The pathogens may result from infected seedlings or seeds, which mainly spread due to damp conditions.

You can solve this problem by spacing your plants apart (18-24 inches) to prevent the spread of disease. 

Septoria Leaf spot

It’s a disease brought by a fungus that lives on the soil and spreads through garden tools and human contact. It causes black spots underneath mature leaves. However, they change over time.

At first detection, the spots are light and dark brown with faint yellow around the edges and, over time, develop to black specks.

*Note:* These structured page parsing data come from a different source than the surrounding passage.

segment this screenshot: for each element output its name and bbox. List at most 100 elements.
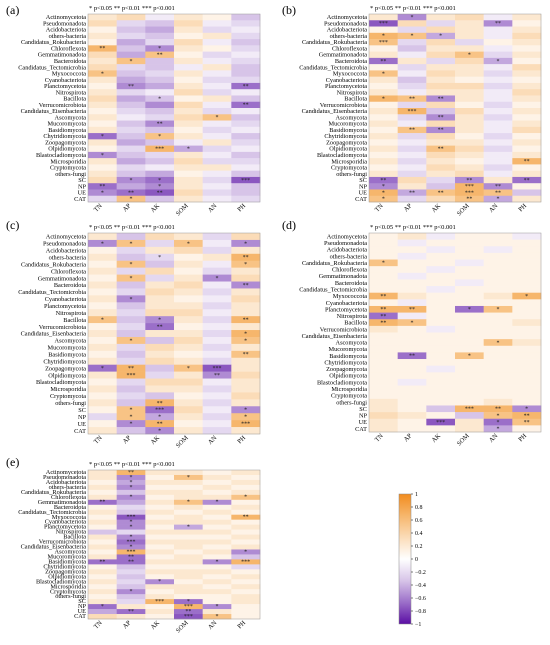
heatmap-cell — [174, 239, 203, 248]
heatmap-cell — [88, 364, 117, 372]
heatmap-cell — [483, 89, 513, 96]
heatmap-cell — [174, 253, 203, 262]
heatmap-cell — [369, 189, 398, 197]
significance-star: * — [101, 604, 104, 610]
heatmap-cell — [512, 189, 542, 197]
heatmap-cell — [145, 170, 175, 178]
heatmap-cell — [455, 279, 484, 287]
heatmap-cell — [426, 292, 456, 300]
column-label: AK — [430, 202, 442, 214]
significance-star: * — [382, 71, 385, 77]
heatmap-cell — [88, 494, 117, 501]
row-label: Basidiomycota — [329, 127, 367, 134]
heatmap-cell — [369, 359, 398, 366]
heatmap-cell — [483, 145, 513, 153]
heatmap-cell — [145, 584, 175, 590]
heatmap-cell — [202, 594, 232, 600]
heatmap-cell — [483, 126, 513, 134]
heatmap-cell — [483, 195, 513, 203]
heatmap-cell — [397, 292, 427, 300]
heatmap-cell — [455, 398, 484, 406]
row-label: Chloroflexota — [51, 268, 86, 275]
heatmap-cell — [202, 574, 232, 580]
significance-star: ** — [128, 470, 134, 476]
heatmap-cell — [88, 32, 117, 40]
heatmap-cell — [455, 45, 484, 52]
significance-star: * — [101, 241, 104, 247]
heatmap-cell — [174, 413, 203, 421]
heatmap-cell — [231, 316, 261, 324]
heatmap-cell — [116, 489, 146, 496]
heatmap-cell — [369, 279, 398, 287]
heatmap-cell — [483, 372, 513, 380]
heatmap-cell — [231, 589, 261, 595]
heatmap-cell — [88, 392, 117, 400]
heatmap-cell — [116, 594, 146, 600]
heatmap-cell — [397, 398, 427, 406]
column-label: AP — [403, 202, 414, 213]
row-label: Microsporidia — [50, 583, 86, 590]
heatmap-cell — [174, 350, 203, 359]
row-label: Olpidiomycota — [329, 146, 367, 153]
heatmap-cell — [455, 164, 484, 171]
colorbar-tick-label: −0.2 — [415, 570, 426, 576]
heatmap-cell — [174, 246, 203, 255]
heatmap-cell — [88, 189, 117, 197]
heatmap-cell — [202, 260, 232, 268]
heatmap-cell — [202, 479, 232, 486]
heatmap-cell — [174, 330, 203, 338]
heatmap-cell — [369, 233, 398, 240]
heatmap-cell — [369, 133, 398, 140]
heatmap-cell — [145, 151, 175, 159]
heatmap-cell — [88, 589, 117, 595]
heatmap-cell — [512, 319, 542, 327]
row-label: Gemmatimonadota — [319, 273, 367, 280]
heatmap-cell — [88, 385, 117, 393]
heatmap-cell — [174, 529, 203, 535]
heatmap-cell — [231, 350, 261, 359]
heatmap-cell — [116, 385, 146, 393]
heatmap-cell — [231, 309, 261, 317]
heatmap-cell — [483, 332, 513, 340]
heatmap-cell — [145, 281, 175, 289]
row-label: UE — [78, 421, 87, 428]
row-label: Acidobacteriota — [46, 479, 86, 486]
significance-star: * — [187, 475, 190, 481]
heatmap-cell — [426, 164, 456, 171]
heatmap-cell — [174, 559, 203, 565]
heatmap-cell — [116, 189, 146, 197]
heatmap-cell — [397, 145, 427, 153]
heatmap-cell — [512, 286, 542, 293]
column-label: AP — [122, 619, 133, 630]
heatmap-cell — [145, 267, 175, 275]
significance-star: * — [382, 34, 385, 40]
heatmap-cell — [369, 332, 398, 340]
heatmap-cell — [145, 176, 175, 184]
heatmap-cell — [116, 392, 146, 400]
heatmap-cell — [88, 479, 117, 486]
significance-star: * — [216, 604, 219, 610]
heatmap-cell — [202, 519, 232, 525]
heatmap-cell — [455, 319, 484, 327]
heatmap-cell — [88, 281, 117, 289]
heatmap-cell — [202, 385, 232, 393]
heatmap-cell — [145, 509, 175, 515]
heatmap-cell — [202, 195, 232, 203]
heatmap-cell — [397, 392, 427, 400]
heatmap-cell — [202, 120, 232, 128]
heatmap-cell — [455, 425, 484, 433]
heatmap-cell — [88, 108, 117, 115]
row-label: Chytridiomycota — [324, 359, 367, 366]
significance-star: ** — [157, 401, 163, 407]
row-label: Chytridiomycota — [43, 563, 86, 570]
heatmap-cell — [426, 392, 456, 400]
heatmap-cell — [145, 489, 175, 496]
heatmap-cell — [174, 274, 203, 282]
heatmap-cell — [145, 470, 175, 476]
heatmap-cell — [202, 133, 232, 140]
heatmap-cell — [397, 272, 427, 280]
row-label: Microsporidia — [50, 386, 86, 393]
row-label: Chloroflexota — [332, 267, 367, 274]
row-label: others-fungi — [336, 171, 367, 178]
significance-legend: * p<0.05 ** p<0.01 *** p<0.001 — [89, 461, 175, 468]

It’s caused by watering your tomato plants from the top rather than the base near the soil. The leaves, therefore, become too moist on the underside, allowing septoria fungus to thrive.

Tips to Control the Little Black Specs on Tomato Plants

If the black specs have excessively spread, uproot all the affected plants and dispose off of them. 

Here are tips to prevent the little black specs from appearing on your tomatoes again.

  • Ensure you plant a tomato variety that’s immune from certain diseases. Go for certified disease-resistant plants for different seasons of the year.
  • Test your soil before planting for any fungus and take measures, like adding calcium if required.
  • Space your plants well to have good air circulation to help leaves dry quickly. You should also prune and remove weeds when necessary.
  • Use mulching on your tomato plants like straw, plastic, or fabric mulch. It reduces splashing on the lower leaves, preventing disease transfer from the soil. However, avoid leaves and grass clipping from lawns treated with herbicides, as tomatoes are sensitive to many herbicides.
  • Use drip irrigation to avoid overwatering the soil and to ensure the foliage is dry. 
  • Practice good crop rotation to control pests and diseases. You can allow 2 years without planting tomatoes. Also, never plant seeds from affected fruits.
  • Control the black specks; remove any leaves with black spots early enough to slow the spread. 

How Do I Get Rid Of Gnats In My Potted Vegetables?

To eliminate gnats in your potted vegetables, eliminate the larvae stage using nematodes, sand top dressing, and avoid overwatering. I believe the goal of planting your potted plant is to have a good harvest of healthy vegetables. 

The only way to eliminate gnats is to stop them at every stage by killing the adult to avoid more eggs. And also eliminate the larvae.

First, use the yellow sticky traps to capture the adult gnats and use them early enough before they’re far gone.

Then top-dress the soil on your potted vegetable with sand grains. You block other insects from getting into the soil and prevent the adults from further laying eggs. In addition, adding a half inch of sand stops and traps the larvae in the soil. 

Nevertheless, the gnats may still wriggle and find their way to the top, and here is where you introduce nematodes.

Bring nematodes on top of your sand to destroy the larvae preventing the next generation of adult gnats. Ensure you conduct nematode soak for at least 2-4 weeks with a separation period of 3-7 days.


Will the Little Black gnats go away on their own?

The little black gnats can’t go away on their own; they continue to multiply and grow as the adults lay eggs. However, this doesn’t mean you can’t eliminate them from your plants. 

If you notice a new infestation of gnats, just let the soil of the affected area get dry. When dry, all the larvae will die.

On the other hand, with a grown infestation, you need more tough measures. Trap the adult gnats with the yellow sticky paper. Secondly, remove an inch of topsoil in a potted plant and add sand as mulch.

Then introduce nematodes to kill any emerging larvae.


It’s crucial to pick an approach that won’t harm my plants but will successfully eliminate the little black gnats on my tomato plants. However, getting rid of all the black gnats on your plants could be difficult.

But using the above-mentioned control techniques, you can be sure your plants will flourish until harvest time. They have worked for me and produced large harvests of the tastiest tomatoes.

Take note of the various strategies for gnat prevention and management online. Few of them, nonetheless, provide you with excellent outcomes. Act now to eradicate and prevent the infestation, and refrain from spraying pesticides on your plants.